Totally umbilical semi-invariant submanifolds of a nearly trans-Sasakian manifold (Q2466282)

Let \(\overline M\) be a manifold with an almost contact metric structure \((\varphi,\xi,\eta,g)\); that means: \(g\) is a Riemannian metric on \(\overline M\), \(\xi\) a unit vector field, \(\eta= g(\cdot,\xi)\) and \(\varphi\) a skew-symmetric tensor field of type \((1,1)\) with the following properties: \(\varphi(\xi)= 0\) and \(\varphi|_{\xi^\perp}\) is a complex structure on the subbundle \(\xi^\perp\subset T\overline M\).

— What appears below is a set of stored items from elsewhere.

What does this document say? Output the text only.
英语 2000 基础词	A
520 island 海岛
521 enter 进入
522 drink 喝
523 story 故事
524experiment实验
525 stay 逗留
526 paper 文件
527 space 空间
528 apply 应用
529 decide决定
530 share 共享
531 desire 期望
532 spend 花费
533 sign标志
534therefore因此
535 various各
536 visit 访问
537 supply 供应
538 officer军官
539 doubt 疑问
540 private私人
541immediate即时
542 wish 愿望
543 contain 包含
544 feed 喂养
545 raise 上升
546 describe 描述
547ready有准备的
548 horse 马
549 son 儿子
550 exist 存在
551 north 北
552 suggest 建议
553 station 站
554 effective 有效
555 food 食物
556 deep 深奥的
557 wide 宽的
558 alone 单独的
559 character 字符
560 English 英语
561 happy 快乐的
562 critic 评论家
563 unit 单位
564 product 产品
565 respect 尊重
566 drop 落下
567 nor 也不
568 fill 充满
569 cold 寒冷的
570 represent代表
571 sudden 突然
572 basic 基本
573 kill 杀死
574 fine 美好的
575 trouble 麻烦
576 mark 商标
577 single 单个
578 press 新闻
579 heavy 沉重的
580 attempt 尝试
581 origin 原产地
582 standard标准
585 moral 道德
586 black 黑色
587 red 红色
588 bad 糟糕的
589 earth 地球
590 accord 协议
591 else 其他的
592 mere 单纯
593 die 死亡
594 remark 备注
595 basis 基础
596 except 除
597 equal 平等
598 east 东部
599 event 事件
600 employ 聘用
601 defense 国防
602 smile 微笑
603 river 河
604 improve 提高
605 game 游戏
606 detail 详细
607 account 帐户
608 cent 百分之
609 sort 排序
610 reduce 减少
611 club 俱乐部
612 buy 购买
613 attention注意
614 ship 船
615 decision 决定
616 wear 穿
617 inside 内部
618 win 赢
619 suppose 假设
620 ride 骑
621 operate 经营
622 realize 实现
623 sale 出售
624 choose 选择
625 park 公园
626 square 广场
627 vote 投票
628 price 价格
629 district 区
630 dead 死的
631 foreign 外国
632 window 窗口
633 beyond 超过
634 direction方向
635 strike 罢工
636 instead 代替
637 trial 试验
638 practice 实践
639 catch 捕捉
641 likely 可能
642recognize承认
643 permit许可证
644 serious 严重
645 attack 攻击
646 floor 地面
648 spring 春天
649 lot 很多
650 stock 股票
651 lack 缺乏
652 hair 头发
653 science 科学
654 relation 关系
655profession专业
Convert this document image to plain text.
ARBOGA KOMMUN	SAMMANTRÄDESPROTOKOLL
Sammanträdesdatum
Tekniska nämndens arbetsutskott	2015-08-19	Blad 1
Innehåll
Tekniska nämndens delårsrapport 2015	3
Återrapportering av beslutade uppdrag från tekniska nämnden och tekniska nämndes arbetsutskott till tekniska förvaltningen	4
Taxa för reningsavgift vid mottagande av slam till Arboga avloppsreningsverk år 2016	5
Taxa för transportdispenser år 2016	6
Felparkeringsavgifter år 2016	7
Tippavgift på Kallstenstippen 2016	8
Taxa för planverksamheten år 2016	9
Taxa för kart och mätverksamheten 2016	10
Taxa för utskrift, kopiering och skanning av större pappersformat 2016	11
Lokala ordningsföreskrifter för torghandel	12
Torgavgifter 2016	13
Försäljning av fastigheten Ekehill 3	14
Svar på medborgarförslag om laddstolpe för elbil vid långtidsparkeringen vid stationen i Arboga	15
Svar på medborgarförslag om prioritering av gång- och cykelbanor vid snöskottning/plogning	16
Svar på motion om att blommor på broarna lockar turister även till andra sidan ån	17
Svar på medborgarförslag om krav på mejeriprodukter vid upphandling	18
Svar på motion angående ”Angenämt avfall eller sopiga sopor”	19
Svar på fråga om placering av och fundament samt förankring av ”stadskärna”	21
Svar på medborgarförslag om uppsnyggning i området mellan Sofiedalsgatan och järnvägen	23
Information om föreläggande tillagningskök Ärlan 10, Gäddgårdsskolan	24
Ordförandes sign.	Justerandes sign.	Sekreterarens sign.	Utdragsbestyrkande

Moreover, let \(M\) be a semi-invariant submanifold of \(\overline M\); that means: \(\xi|_M\) is a vector field on \(M\) and its orthogonal complement in \(TM\) is the orthogonal sum of two distributions \({\mathcal D}\) and \({\mathcal D}^\perp\) such that \(\varphi({\mathcal D})={\mathcal D}\) and \(\varphi({\mathcal D}^\perp)\subset TM^\perp\). The authors show: If \(\overline M\) is even a nearly trans-Sasakian manifold, i.e. \(\nabla\varphi\) satisfies some additional relation, and if \(M\) is totally umbilical, then one of the following assertions is true: \(M\) is totally geodesic or \({\mathcal D}= \{0\}\) or (\(\dim{\mathcal D}^\perp= 1\) and \({\mathcal D}\oplus\langle\xi\rangle\) is not integrable). It should be mentioned that cosymplectic, \(\alpha\)-Sasakian and \(\beta\)-Kenmotsu manifolds are trans-Sasakian, and these are nearly trans-Sasakian.